“I’m not Charlie,” said Spider. “Look at me. Really look at me. I don’t even look like him.”
She made no pretense of humoring him any longer. Her eyes were wide and scared.
“I’m his brother,” said Spider. “I’ve screwed everything up. Everything. And I think probably the best thing I can do is just get out of all your lives and go away.”
“So where’s Fat—where’s Charlie?”
“I don’t know. We were having a fight. He went off to answer the door, and I went off to my room, and he didn’t come back.”
“He didn’t come back? And you didn’t even try to find out what had happened to him?”
“Er. He might have been taken away by the police,” said Spider. “It’s just an idea. I have no proof or anything.”
“What’s your name?” she demanded.
“Spider.”
Rosie repeated it. “Spider.” Outside the window, above the spray of the waterfall, she could see a flock of flamingos in the air, the sunlight blurring their wings in pink and white. They were stately and uncountable, and it was one of the most beautiful things Rosie had ever seen. She looked back at Spider, and looking at him, she could not understand how she had ever believed that this man was Fat Charlie. Where Fat Charlie was easygoing, open, and uncomfortable, this man was like a steel rod bent back and ready to snap. “You really aren’t him, are you?”
“I told you I wasn’t.”
“So. So who did I. Who have I. Who was it—who did I sleep with?”
“That would be me,” said Spider.
“I thought so,” said Rosie. She slapped him, as hard as she could, across his face. He could feel his lip start bleeding once more.
“I guess I deserved that,” he said.
“Of course you deserved it.” She paused. Then she said, “Did Fat Charlie know about this? About you? That you were going out with me?”
“Well, yes. But he…”
“You are both sick,” she said. “Sick, sick, evil men. I hope you rot in Hell.”
She took one last puzzled glance around the enormous bedroom and then out of the bedroom window at the jungle trees and the huge waterfall and the flock of flamingos, and she walked away down the hall.
Spider sat down on the floor with a thin trickle of blood coming from his lower lip, feeling stupid. He heard the front door slam. He walked over to the hot tub and dipped the end of a fluffy towel into the hot water. Then he wrung it out and put it on his mouth. “I don’t need any of this,” said Spider. He said it aloud; it’s easier to lie to yourself when you say things out loud. “I didn’t need any of you people a week ago and I don’t need you now. I don’t care. I’m done.”
The flamingos hit the window glass like feathery pink cannonballs, and the glass shattered, fragments of window flying across the room, scattering and embedding themselves in the walls, the floor, the bed. The air was filled with plummeting pale pink bodies, a confusion of huge pink wings, and curved black beaks. The roar of a waterfall exploded into the room.
Spider pushed back against the wall. There were flamingos between him and the door, hundreds of them: five-foot-tall birds, all legs and neck. He got to his feet and took several steps through a minefield of angry pink birds, each of them glowering at him through mad pink eyes. From a distance, they might have been beautiful. One of them snapped at Spider’s hand. It didn’t break the skin, but it hurt.

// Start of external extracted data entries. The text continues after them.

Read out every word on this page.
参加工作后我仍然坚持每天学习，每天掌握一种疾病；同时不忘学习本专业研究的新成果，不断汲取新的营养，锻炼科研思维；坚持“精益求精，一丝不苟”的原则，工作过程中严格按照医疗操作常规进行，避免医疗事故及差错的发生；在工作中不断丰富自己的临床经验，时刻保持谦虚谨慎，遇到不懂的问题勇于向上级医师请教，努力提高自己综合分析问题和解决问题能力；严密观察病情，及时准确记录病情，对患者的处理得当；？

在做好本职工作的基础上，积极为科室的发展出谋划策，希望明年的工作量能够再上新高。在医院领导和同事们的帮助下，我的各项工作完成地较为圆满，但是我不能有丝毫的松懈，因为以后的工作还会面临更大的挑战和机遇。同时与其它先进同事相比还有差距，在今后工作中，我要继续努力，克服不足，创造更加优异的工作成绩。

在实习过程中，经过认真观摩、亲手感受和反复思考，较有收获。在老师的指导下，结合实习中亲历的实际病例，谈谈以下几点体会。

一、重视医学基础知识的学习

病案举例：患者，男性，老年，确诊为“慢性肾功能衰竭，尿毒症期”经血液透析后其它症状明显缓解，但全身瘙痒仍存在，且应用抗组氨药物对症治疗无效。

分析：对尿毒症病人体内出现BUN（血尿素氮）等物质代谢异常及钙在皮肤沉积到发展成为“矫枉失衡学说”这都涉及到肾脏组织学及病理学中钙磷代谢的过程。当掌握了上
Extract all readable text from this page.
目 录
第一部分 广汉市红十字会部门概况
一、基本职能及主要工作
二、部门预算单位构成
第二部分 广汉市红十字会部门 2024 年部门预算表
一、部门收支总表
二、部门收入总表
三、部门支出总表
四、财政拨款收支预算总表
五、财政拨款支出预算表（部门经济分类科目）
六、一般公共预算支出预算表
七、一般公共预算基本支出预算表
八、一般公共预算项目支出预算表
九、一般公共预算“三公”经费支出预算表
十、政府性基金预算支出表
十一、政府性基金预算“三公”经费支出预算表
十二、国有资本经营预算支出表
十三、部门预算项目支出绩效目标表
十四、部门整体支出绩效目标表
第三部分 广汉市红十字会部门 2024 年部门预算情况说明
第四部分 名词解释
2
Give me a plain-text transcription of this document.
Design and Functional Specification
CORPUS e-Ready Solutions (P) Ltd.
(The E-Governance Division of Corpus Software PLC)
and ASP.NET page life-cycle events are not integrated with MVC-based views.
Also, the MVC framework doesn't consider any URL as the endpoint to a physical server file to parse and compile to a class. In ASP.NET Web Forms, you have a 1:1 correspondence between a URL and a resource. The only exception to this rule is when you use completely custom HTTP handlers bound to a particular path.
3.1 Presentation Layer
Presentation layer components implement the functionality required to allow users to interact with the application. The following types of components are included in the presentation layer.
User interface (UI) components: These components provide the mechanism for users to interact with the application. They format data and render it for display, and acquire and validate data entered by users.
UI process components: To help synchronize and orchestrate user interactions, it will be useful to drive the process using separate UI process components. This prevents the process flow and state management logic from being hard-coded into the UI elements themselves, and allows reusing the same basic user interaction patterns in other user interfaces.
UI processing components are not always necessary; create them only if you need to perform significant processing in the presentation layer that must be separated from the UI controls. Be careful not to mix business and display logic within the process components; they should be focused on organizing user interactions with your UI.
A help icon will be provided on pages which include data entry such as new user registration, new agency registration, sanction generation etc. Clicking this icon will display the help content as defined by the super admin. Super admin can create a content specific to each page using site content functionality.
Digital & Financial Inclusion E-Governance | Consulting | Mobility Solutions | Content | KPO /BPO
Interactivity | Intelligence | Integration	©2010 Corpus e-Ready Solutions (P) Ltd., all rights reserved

Spider’s bedroom was a large room, but it was rapidly filling with crash-landing flamingos. And there was a dark cloud in the blue sky above the waterfall that appeared to be another flock on its way.
They were pecking at him and clawing at him and buffeting him with their wings
, and he knew that that was not actually the problem. The problem would be being suffocated under a fluffy pink blanket of feathers with birds attached. It would be an astonishingly undignified way to go, crushed by birds, and not even particularly intelligent birds.
Think, he told himself. They’re flamingos. Bird-brains. You’re Spider.
So? he thought back at himself, irritated. Tell me something I don’t know.
The flamingos on the ground were mobbing him. The ones in the air were diving toward him. He pulled his jacket over his head, and then the airborne flamingos began hitting him. It was like having someone firing chickens at you. He staggered and went down. Well, trick them, stupid.
Spider pushed himself to his feet and waded through the sea of wings and beaks until he reached the window, now an open jaw of jagged glass.
“Stupid birds,” he said, cheerfully. He pulled himself up onto the window ledge.